By David Gee
“The world is full of magic things, patiently waiting for our senses to grow sharper.” -W.B. Yeats
Nobel Prize-winning Irish poet William Butler Yeats, one of the foremost figures of 20th-century literature, wrote those prescient words over 100 years ago. If that sentiment rang true during Victorian times, we surely find even more meaning in the words today.
This past year-and-a-half or so has provided many of us the opportunity to reflect and journey inward.
I have certainly been using the time to take inventory, connect with family in new and meaningful ways, and just try to sharpen my senses to use Yeats’ verbiage.
On my more frequent walks I try to see more and notice more, whether it be various plants lining the path, animals scurrying around me, or even the changing cloud formations high overhead.
I find my trips to the water even more restorative, as I pay closer attention to the wind and the waves and the smells and sounds, as well as the familiar and typical sights.
The power of gratitude
Recently I have developed a dialogue with a keynote speaker who averaged about 100 speeches a year during the previous decade or so.

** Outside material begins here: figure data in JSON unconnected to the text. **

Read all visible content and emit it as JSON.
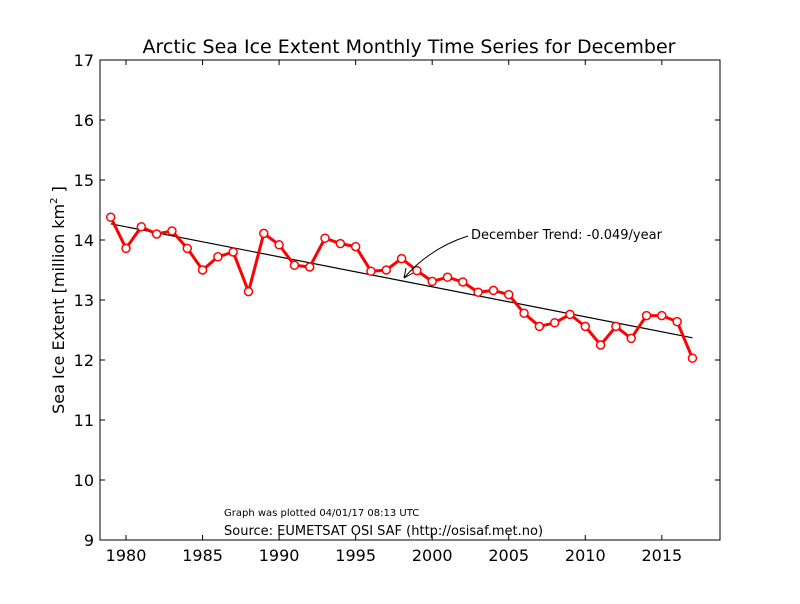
{
  "chart_data": {
    "type": "line",
    "title": "Arctic Sea Ice Extent Monthly Time Series for December",
    "ylabel_main": "Sea Ice Extent [million km",
    "ylabel_sup": "2",
    "ylabel_end": " ]",
    "xlim": [
      1978.3,
      2018.8
    ],
    "ylim": [
      9,
      17
    ],
    "x_ticks": [
      1980,
      1985,
      1990,
      1995,
      2000,
      2005,
      2010,
      2015
    ],
    "y_ticks": [
      9,
      10,
      11,
      12,
      13,
      14,
      15,
      16,
      17
    ],
    "grid": false,
    "series": [
      {
        "color": "#ff0000",
        "marker": "circle",
        "x": [
          1979,
          1980,
          1981,
          1982,
          1983,
          1984,
          1985,
          1986,
          1987,
          1988,
          1989,
          1990,
          1991,
          1992,
          1993,
          1994,
          1995,
          1996,
          1997,
          1998,
          1999,
          2000,
          2001,
          2002,
          2003,
          2004,
          2005,
          2006,
          2007,
          2008,
          2009,
          2010,
          2011,
          2012,
          2013,
          2014,
          2015,
          2016,
          2017
        ],
        "y": [
          14.38,
          13.86,
          14.22,
          14.1,
          14.15,
          13.86,
          13.5,
          13.72,
          13.8,
          13.14,
          14.11,
          13.92,
          13.58,
          13.55,
          14.03,
          13.94,
          13.89,
          13.48,
          13.5,
          13.69,
          13.49,
          13.31,
          13.38,
          13.3,
          13.13,
          13.16,
          13.09,
          12.78,
          12.56,
          12.62,
          12.76,
          12.56,
          12.25,
          12.56,
          12.36,
          12.74,
          12.74,
          12.64,
          12.03
        ]
      }
    ],
    "trend": {
      "color": "#000000",
      "x": [
        1979,
        2017
      ],
      "y": [
        14.27,
        12.37
      ],
      "label": "December Trend: -0.049/year"
    },
    "annotations": {
      "plotted": "Graph was plotted 04/01/17 08:13 UTC",
      "source": "Source: EUMETSAT OSI SAF (http://osisaf.met.no)"
    }
  }
}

He says that when he was grounded during the height of the pandemic, the "isolation" and respite from the road provided him with extra family time he said has been a gift. The way he explained it to me is that he has been "transformed with the power of gratitude.”
David DeSterno is a professor of psychology at Northeastern University and one of the leading experts on the social effects of gratitude. He said gratitude gives us more patience, allows us to be more honest, more fair, and gives us the ability to focus on long-term gains over short-term satisfaction.
However, he tells The New York Times that "gratitude must be cultivated throughout the year."
Is there anything you have noticed you have become newly grateful for? Have you navigated down any new pathways of understanding?
One of the books I have been reading lately is The Art of Living by Thich Nhat Hanh, a best-selling Vietnamese Buddhist Zen master who was once nominated for the Nobel Peace Prize.
He writes, “When we are fully established in the present moment, we know that we are alive, and that it’s a miracle to be alive. The past has gone and the future has not yet come. This is the only moment where we can be alive, and we have it!"
I hope you have some special moments ahead of you this past week and in the coming holiday weeks; sunsets that take on a new meaning, the simple pleasure of making tracks in the sand, and any other place or time where you are fully present with friends and family and grateful to be alive.
I am certainly grateful for my family, for my friends, and for the boating industry community that has shared my journey with me the past two-and-a-half years.